A fast and memory-efficient spectral Galerkin scheme for distributed elliptic optimal control problems

TL;DR

This paper presents a high-order spectral Galerkin method with a specialized preconditioner for efficiently solving large-scale distributed elliptic optimal control problems governed by convection-diffusion-reaction equations, ensuring fast convergence and low memory usage.

Contribution

It introduces a novel spectral Galerkin scheme combined with a matrix-free preconditioner tailored for CDR-based optimal control problems, improving computational efficiency.

Findings

Krylov methods converge in few iterations regardless of problem size

Preconditioner operates with linear complexity

Numerical results confirm robustness and efficiency

Abstract

Many scientific and engineering challenges can be formulated as optimization problems which are constrained by partial differential equations (PDEs).

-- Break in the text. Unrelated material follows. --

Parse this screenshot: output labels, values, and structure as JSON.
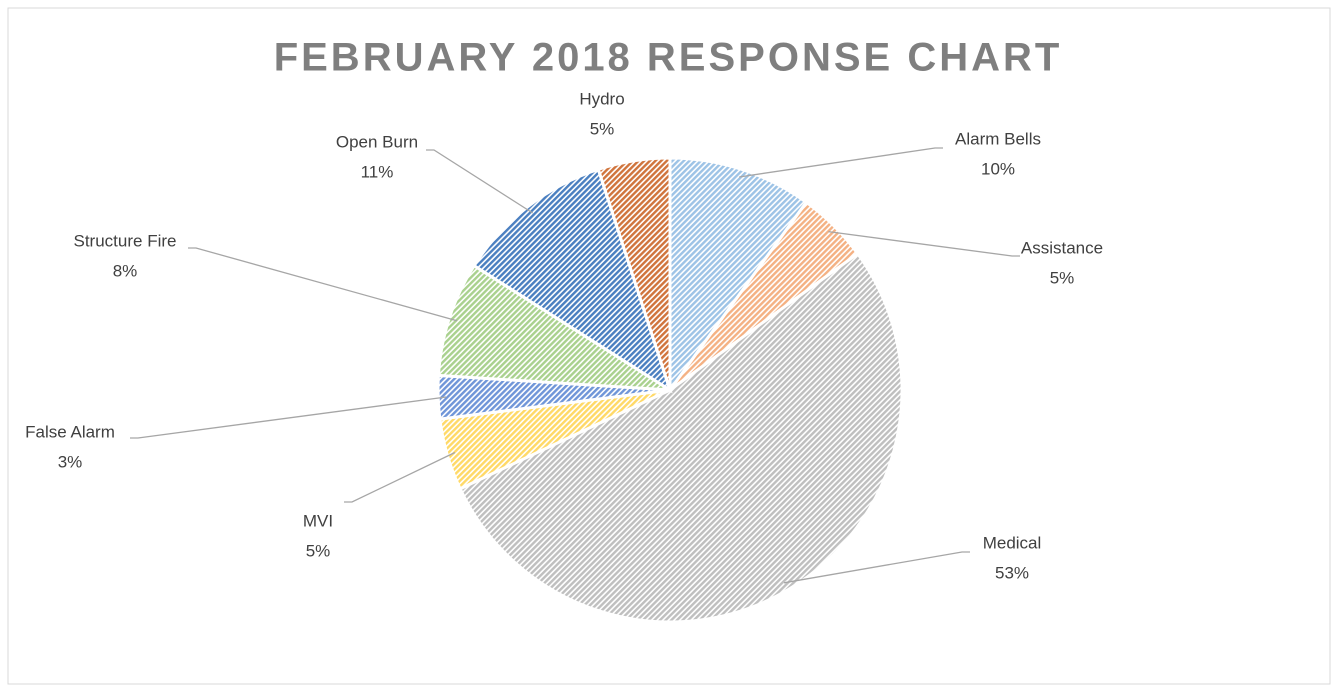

These include inverse problems, control problems, and design problems. As a major challenge, the associated optimization procedures are inherently large-scale. To ensure computational tractability, the design of efficient and robust iterative methods becomes imperative. To meet this challenge, this paper introduces a fast and memory-efficient preconditioned iterative scheme for a class of distributed optimal control problems governed by convection-diffusion-reaction (CDR) equations. As an alternative to low-order discretizations and Schur-complement block preconditioners, the scheme combines a high-order spectral Galerkin method with an efficient preconditioner tailored specifically for the CDR application. The preconditioner is matrix-free and can be applied within linear complexity where the proportionality constant is small. Numerical results demonstrate that the preconditioner is ideal in the sense that appropriate Krylov subspace methods converge within a low number of iterations, independently of the problem size and the Tikhonov regularization parameter.